What’s a BORG, Anyway?

Drink Features food culture
What’s a BORG, Anyway?

If you’ve aged out of the college party scene, you may be confused about why you’ve seen so many photos and videos of college students carrying around gallon jugs full of pastel-colored liquids and adorned with witty slogans. Ladies, gentlemen and non-binary folks, behold the borg, also known as a “black out rage gallon.” Gen-Zers are forgoing the hunch punch that likely primed much of my generation for diabetes and are instead opting for this homemade mixture of cobbled-together liquids.

But what’s actually in these jugs? Read an explainer from your local news, and you may assume the worst. (These outlets always seem to want to cause an uproar in overly concerned helicopter parents.) In reality, it’s usually a pretty simple mixture: water, liquor (generally vodka—these are college kids, remember?), liquid IV and some sort of flavoring, often MiO.

When everyone at a party is carrying around a plastic jug of colored liquid, it would be understandably easy to set your drink down somewhere only to forget which one was yours, which is ostensibly why some drinkers decide to name their borgs.

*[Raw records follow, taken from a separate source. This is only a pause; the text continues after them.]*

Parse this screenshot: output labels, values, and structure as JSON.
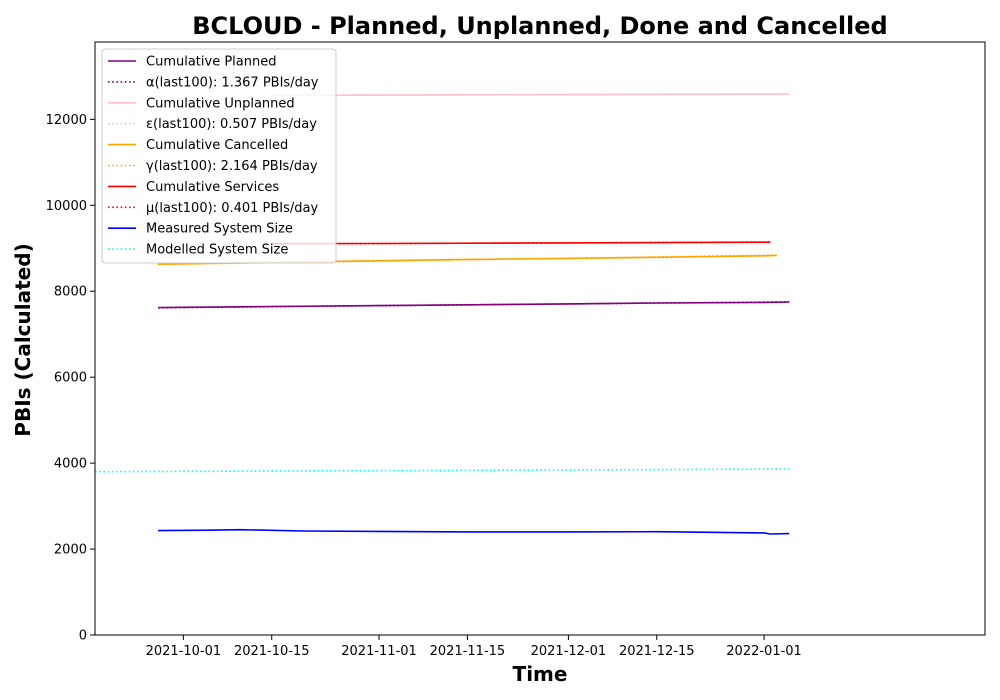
{
  "chart_data": {
    "type": "line",
    "title": "BCLOUD - Planned, Unplanned, Done  and Cancelled",
    "xlabel": "Time",
    "ylabel": "PBIs (Calculated)",
    "x_type": "date",
    "xlim": [
      "2021-09-17",
      "2022-02-05"
    ],
    "ylim": [
      0,
      13800
    ],
    "x_ticks": [
      "2021-10-01",
      "2021-10-15",
      "2021-11-01",
      "2021-11-15",
      "2021-12-01",
      "2021-12-15",
      "2022-01-01"
    ],
    "y_ticks": [
      0,
      2000,
      4000,
      6000,
      8000,
      10000,
      12000
    ],
    "grid": false,
    "legend_position": "top-left",
    "series": [
      {
        "name": "Cumulative Planned",
        "color": "#800080",
        "style": "solid",
        "x": [
          "2021-09-27",
          "2021-10-15",
          "2021-11-01",
          "2021-11-15",
          "2021-12-01",
          "2021-12-15",
          "2022-01-01",
          "2022-01-05"
        ],
        "y": [
          7620,
          7645,
          7665,
          7685,
          7705,
          7725,
          7740,
          7750
        ]
      },
      {
        "name": "α(last100): 1.367 PBIs/day",
        "color": "#800080",
        "style": "dotted",
        "x": [
          "2021-09-27",
          "2022-01-05"
        ],
        "y": [
          7615,
          7755
        ]
      },
      {
        "name": "Cumulative Unplanned",
        "color": "#ffc0cb",
        "style": "solid",
        "x": [
          "2021-10-15",
          "2021-11-01",
          "2021-12-01",
          "2022-01-01",
          "2022-01-05"
        ],
        "y": [
          12560,
          12565,
          12575,
          12585,
          12590
        ]
      },
      {
        "name": "ε(last100): 0.507 PBIs/day",
        "color": "#ffc0cb",
        "style": "dotted",
        "x": [
          "2021-10-15",
          "2022-01-05"
        ],
        "y": [
          12555,
          12595
        ]
      },
      {
        "name": "Cumulative Cancelled",
        "color": "#ffa500",
        "style": "solid",
        "x": [
          "2021-09-27",
          "2021-10-15",
          "2021-11-01",
          "2021-11-15",
          "2021-12-01",
          "2021-12-15",
          "2022-01-01",
          "2022-01-03"
        ],
        "y": [
          8630,
          8670,
          8710,
          8740,
          8765,
          8790,
          8825,
          8835
        ]
      },
      {
        "name": "γ(last100): 2.164 PBIs/day",
        "color": "#ffa500",
        "style": "dotted",
        "x": [
          "2021-09-27",
          "2022-01-03"
        ],
        "y": [
          8625,
          8840
        ]
      },
      {
        "name": "Cumulative Services",
        "color": "#ff0000",
        "style": "solid",
        "x": [
          "2021-10-15",
          "2021-11-01",
          "2021-12-01",
          "2022-01-01",
          "2022-01-02"
        ],
        "y": [
          9105,
          9110,
          9125,
          9140,
          9140
        ]
      },
      {
        "name": "μ(last100): 0.401 PBIs/day",
        "color": "#ff0000",
        "style": "dotted",
        "x": [
          "2021-10-15",
          "2022-01-02"
        ],
        "y": [
          9100,
          9145
        ]
      },
      {
        "name": "Measured System Size",
        "color": "#0000ff",
        "style": "solid",
        "x": [
          "2021-09-27",
          "2021-10-05",
          "2021-10-10",
          "2021-10-20",
          "2021-11-01",
          "2021-11-15",
          "2021-12-01",
          "2021-12-15",
          "2022-01-01",
          "2022-01-02",
          "2022-01-05"
        ],
        "y": [
          2430,
          2440,
          2450,
          2420,
          2410,
          2400,
          2400,
          2405,
          2375,
          2350,
          2360
        ]
      },
      {
        "name": "Modelled System Size",
        "color": "#00ffff",
        "style": "dotted",
        "x": [
          "2021-09-17",
          "2022-01-05"
        ],
        "y": [
          3800,
          3860
        ]
      }
    ]
  }
}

They’re generally clever: The Gettysborg Address, Borg-anized crime and Demiborgon are some of my favorites.

Does this beverage sound appealing to me in any way? No. But I’ve been out of college for a while, and I’m boring. Also, I can legally buy a drink at a bar. However, I totally get how this could be a smart way to drink. As some have pointed out, because borgs have caps on them, it’s much more difficult for someone to slip something into your drink, which has historically been a huge problem on college campuses. And in light of the pandemic, it makes sense to drink from a personal container rather than dipping your used Solo cup into a communal punch bowl.

The first few times that I was plagued with absolutely miserable hangovers in college, it’s because I forgot how important it was to continue drinking water throughout the night; I was too focused on having a good time. But by combining water with their alcohol, borg drinkers may just have less of a need to drunkenly wander around a frat house looking for a clean Brita to drink from (or go to the bathroom just to drink straight from the sink—I may or may not have done this myself). Add the liquid IV into the mix, and Gen Z may just have found a better way of avoiding hangovers than chugging two Diet Cokes at the Del Taco drive-thru (I’ve definitely done this; I was not the one driving).

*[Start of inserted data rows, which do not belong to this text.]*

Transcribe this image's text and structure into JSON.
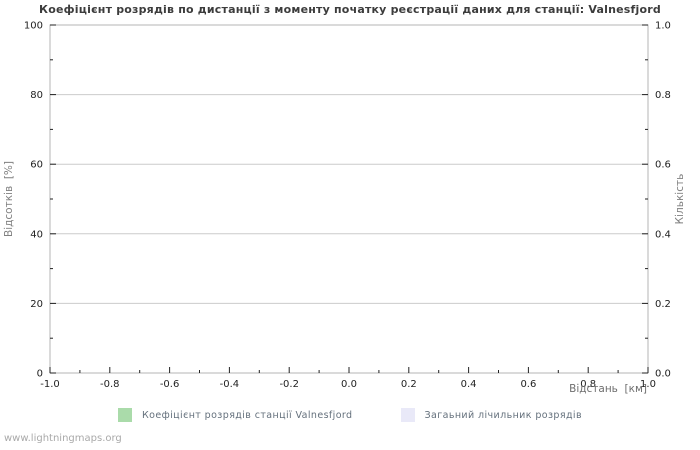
{
  "page": {
    "watermark": "www.lightningmaps.org"
  },
  "chart_data": {
    "type": "line",
    "title": "Коефіцієнт розрядів по дистанції з моменту початку реєстрації даних для станції: Valnesfjord",
    "xlabel": "Відстань  [км]",
    "ylabel_left": "Відсотків  [%]",
    "ylabel_right": "Кількість",
    "xlim": [
      -1.0,
      1.0
    ],
    "ylim_left": [
      0,
      100
    ],
    "ylim_right": [
      0.0,
      1.0
    ],
    "x_major_ticks": [
      -1.0,
      -0.8,
      -0.6,
      -0.4,
      -0.2,
      0.0,
      0.2,
      0.4,
      0.6,
      0.8,
      1.0
    ],
    "x_tick_labels": [
      "-1.0",
      "-0.8",
      "-0.6",
      "-0.4",
      "-0.2",
      "0.0",
      "0.2",
      "0.4",
      "0.6",
      "0.8",
      "1.0"
    ],
    "x_minor_step": 0.1,
    "y_left_major_ticks": [
      0,
      20,
      40,
      60,
      80,
      100
    ],
    "y_left_tick_labels": [
      "0",
      "20",
      "40",
      "60",
      "80",
      "100"
    ],
    "y_left_minor_step": 10,
    "y_right_major_ticks": [
      0.0,
      0.2,
      0.4,
      0.6,
      0.8,
      1.0
    ],
    "y_right_tick_labels": [
      "0.0",
      "0.2",
      "0.4",
      "0.6",
      "0.8",
      "1.0"
    ],
    "y_right_minor_step": 0.1,
    "grid": "horizontal-major-only",
    "legend_position": "bottom",
    "series": [
      {
        "name": "Коефіцієнт розрядів станції Valnesfjord",
        "color": "#aadbaa",
        "values": []
      },
      {
        "name": "Загаьний лічильник розрядів",
        "color": "#e9e9f8",
        "values": []
      }
    ],
    "colors": {
      "grid": "#cccccc",
      "border": "#b4b4b4",
      "tick": "#222222",
      "tick_label": "#222222",
      "title": "#3c3c3c",
      "background": "#ffffff"
    }
  }
}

That being said, binge-drinking in any context isn’t great, and just because drinkers are mixing their vodka with water doesn’t mean they’re necessarily drinking in a safer way. Borg or no borg, college students need access to resources to help them learn about about safer consumption.

If you’ve never made your own borg, you may be turned off by the idea of sipping lukewarm artificially flavored vodka water in the middle of the day. But think back to the way you drank when you were 21, and I think the appeal of the borg is obvious. I, for one, am personally bummed that I never got to name my own borg.

Someday, borg drinkers are likely to graduate to the $15 craft cocktails that seem to be ubiquitous in nearly every major city’s bars, trading in their MiO- and vodka-spiked water gallons first for ultra-sweet lemon drops and then whatever chartreuse- or Campari-containing cocktail happens to be trendy at the time. In the meantime, let’s let them bask in the glory of this clever, hopefully safer iteration of the age-old Jungle Juice.